5 Discussion and Conclusions
Bridging computational methods with social science theories, this research proposes a four-dimensional category for the detection of racist and xenophobic texts in the context of Covid-19. This categorization, combined with a stage wise analysis, enables us to capture the diversity of the topics emerging from racist and xenophobic expression on Twitter, and their dynamic changes across the early stages of Covid-19. This enables the methodological advancement proposed by this research to be transformed into constructive policy suggestions. For instance, as demonstrated in the findings, the topics falling under the category of offensiveness are more likely to be associated with sensitive political issues around China rather than virus in stage 1 and stage 2. Therefore, how to split the discussion of virus from the association of virus with other political topics should draw attention from government of different countries, and this agenda should be incorporated into the official media coverage from the government. Another example is from the category of blame.

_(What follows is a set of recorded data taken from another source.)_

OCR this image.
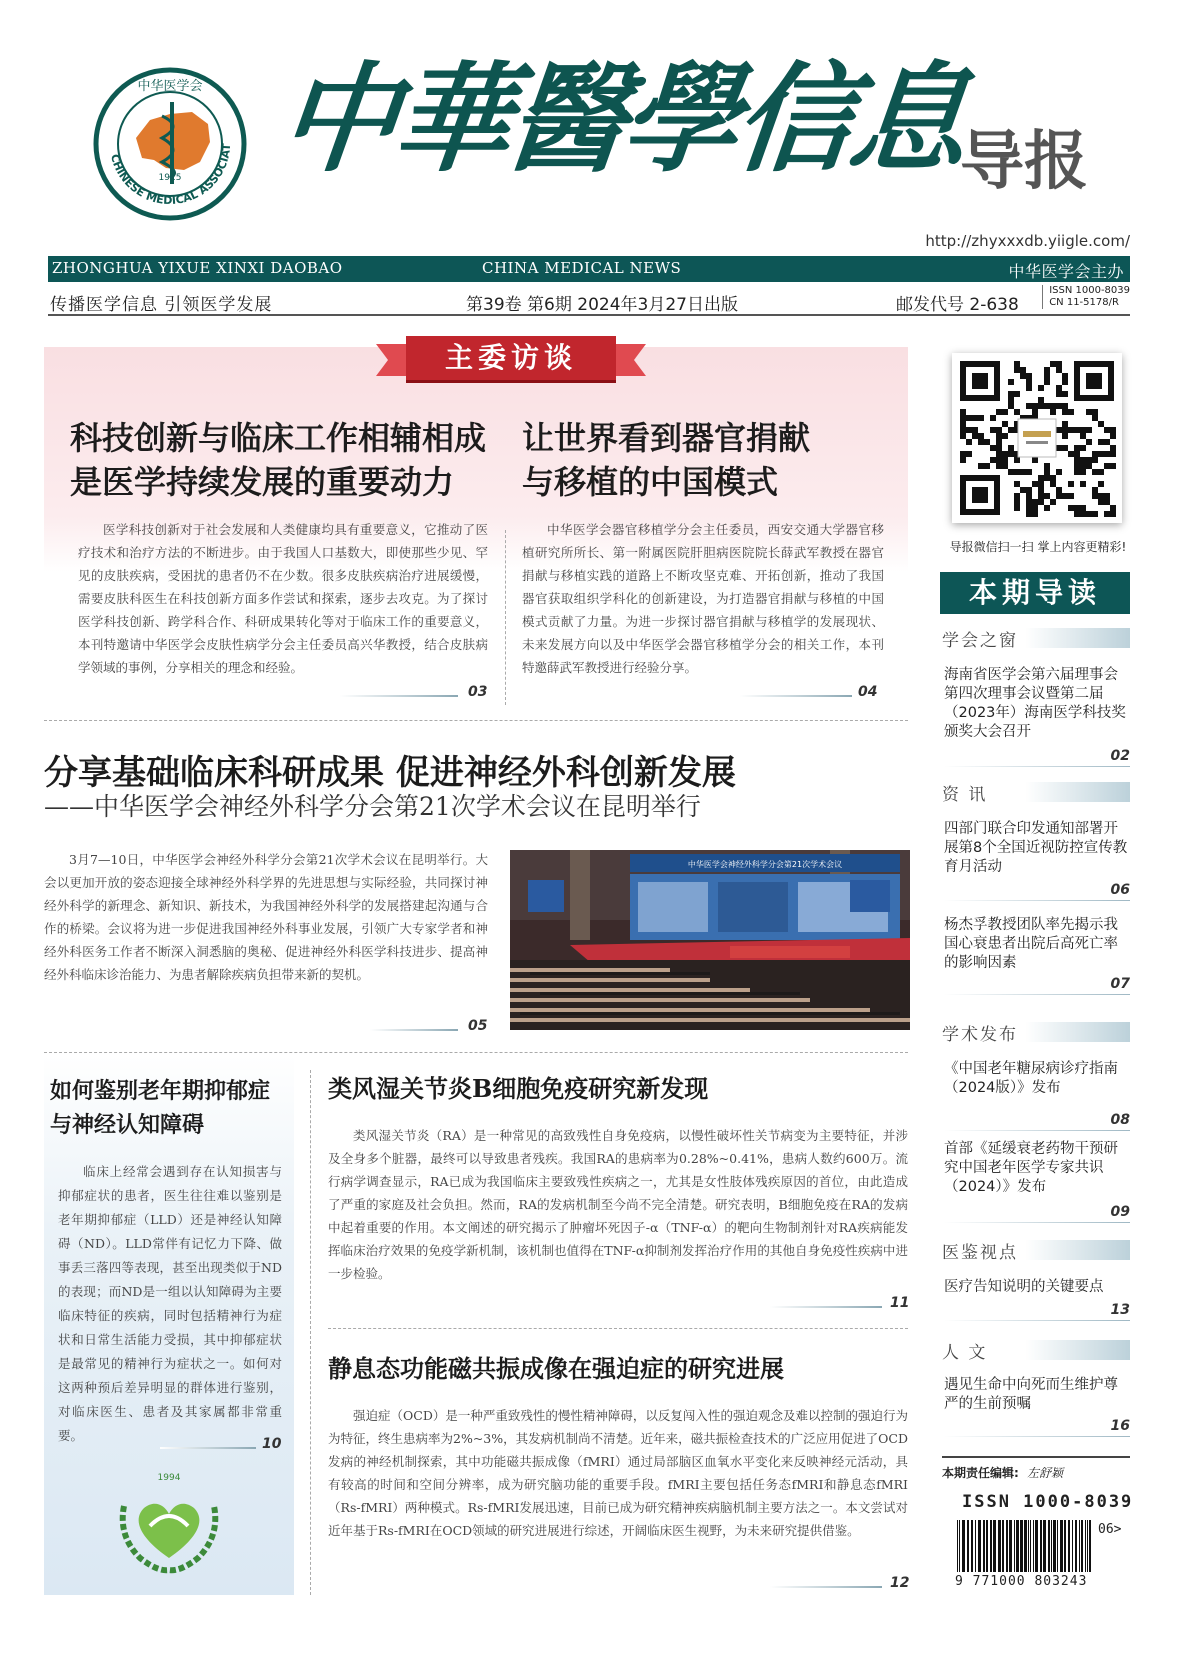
中华医学会
1915
CHINESE MEDICAL ASSOCIAT 中華醫學信息
导报
http://zhyxxxdb.yiigle.com/
ZHONGHUA YIXUE XINXI DAOBAO	CHINA MEDICAL NEWS	中华医学会主办
传播医学信息 引领医学发展	第39卷 第6期 2024年3月27日出版	邮发代号 2-638
ISSN 1000-8039
CN 11-5178/R
主委访谈
科技创新与临床工作相辅相成
是医学持续发展的重要动力
医学科技创新对于社会发展和人类健康均具有重要意义，它推动了医疗技术和治疗方法的不断进步。由于我国人口基数大，即使那些少见、罕见的皮肤疾病，受困扰的患者仍不在少数。很多皮肤疾病治疗进展缓慢，需要皮肤科医生在科技创新方面多作尝试和探索，逐步去攻克。为了探讨医学科技创新、跨学科合作、科研成果转化等对于临床工作的重要意义，本刊特邀请中华医学会皮肤性病学分会主任委员高兴华教授，结合皮肤病学领域的事例，分享相关的理念和经验。
03
让世界看到器官捐献
与移植的中国模式
中华医学会器官移植学分会主任委员，西安交通大学器官移植研究所所长、第一附属医院肝胆病医院院长薛武军教授在器官捐献与移植实践的道路上不断攻坚克难、开拓创新，推动了我国器官获取组织学科化的创新建设，为打造器官捐献与移植的中国模式贡献了力量。为进一步探讨器官捐献与移植学的发展现状、未来发展方向以及中华医学会器官移植学分会的相关工作，本刊特邀薛武军教授进行经验分享。
04
分享基础临床科研成果 促进神经外科创新发展
——中华医学会神经外科学分会第21次学术会议在昆明举行
3月7—10日，中华医学会神经外科学分会第21次学术会议在昆明举行。大会以更加开放的姿态迎接全球神经外科学界的先进思想与实际经验，共同探讨神经外科学的新理念、新知识、新技术，为我国神经外科学的发展搭建起沟通与合作的桥梁。会议将为进一步促进我国神经外科事业发展，引领广大专家学者和神经外科医务工作者不断深入洞悉脑的奥秘、促进神经外科医学科技进步、提高神经外科临床诊治能力、为患者解除疾病负担带来新的契机。
中华医学会神经外科学分会第21次学术会议
05
如何鉴别老年期抑郁症
与神经认知障碍
临床上经常会遇到存在认知损害与抑郁症状的患者，医生往往难以鉴别是老年期抑郁症（LLD）还是神经认知障碍（ND）。LLD常伴有记忆力下降、做事丢三落四等表现，甚至出现类似于ND的表现；而ND是一组以认知障碍为主要临床特征的疾病，同时包括精神行为症状和日常生活能力受损，其中抑郁症状是最常见的精神行为症状之一。如何对这两种预后差异明显的群体进行鉴别，对临床医生、患者及其家属都非常重要。
10
1994
类风湿关节炎B细胞免疫研究新发现
类风湿关节炎（RA）是一种常见的高致残性自身免疫病，以慢性破坏性关节病变为主要特征，并涉及全身多个脏器，最终可以导致患者残疾。我国RA的患病率为0.28%~0.41%，患病人数约600万。流行病学调查显示，RA已成为我国临床主要致残性疾病之一，尤其是女性肢体残疾原因的首位，由此造成了严重的家庭及社会负担。然而，RA的发病机制至今尚不完全清楚。研究表明，B细胞免疫在RA的发病中起着重要的作用。本文阐述的研究揭示了肿瘤坏死因子-α（TNF-α）的靶向生物制剂针对RA疾病能发挥临床治疗效果的免疫学新机制，该机制也值得在TNF-α抑制剂发挥治疗作用的其他自身免疫性疾病中进一步检验。
11
静息态功能磁共振成像在强迫症的研究进展
强迫症（OCD）是一种严重致残性的慢性精神障碍，以反复闯入性的强迫观念及难以控制的强迫行为为特征，终生患病率为2%~3%，其发病机制尚不清楚。近年来，磁共振检查技术的广泛应用促进了OCD发病的神经机制探索，其中功能磁共振成像（fMRI）通过局部脑区血氧水平变化来反映神经元活动，具有较高的时间和空间分辨率，成为研究脑功能的重要手段。fMRI主要包括任务态fMRI和静息态fMRI（Rs-fMRI）两种模式。Rs-fMRI发展迅速，目前已成为研究精神疾病脑机制主要方法之一。本文尝试对近年基于Rs-fMRI在OCD领域的研究进展进行综述，开阔临床医生视野，为未来研究提供借鉴。
12
导报微信扫一扫 掌上内容更精彩!
本期导读
学会之窗
海南省医学会第六届理事会第四次理事会议暨第二届（2023年）海南医学科技奖颁奖大会召开
02
资 讯
四部门联合印发通知部署开展第8个全国近视防控宣传教育月活动
06
杨杰孚教授团队率先揭示我国心衰患者出院后高死亡率的影响因素
07
学术发布
《中国老年糖尿病诊疗指南（2024版）》发布
08
首部《延缓衰老药物干预研究中国老年医学专家共识（2024）》发布
09
医鉴视点
医疗告知说明的关键要点
13
人 文
遇见生命中向死而生维护尊严的生前预嘱
16
本期责任编辑: 左舒颖
ISSN 1000-8039
9 771000 803243
06>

As shown in the findings, blame usually targets at the transparency of the information from the government (Chinese government especially in early Covid-19). Consequently, it is critical for government of different countries to work on effective and prompt communication with the public under Covid-19. We believe the contribution of this research can be generated beyond the context of Covid-19 to provide insights for future research on racism and xenophobia on digital platforms.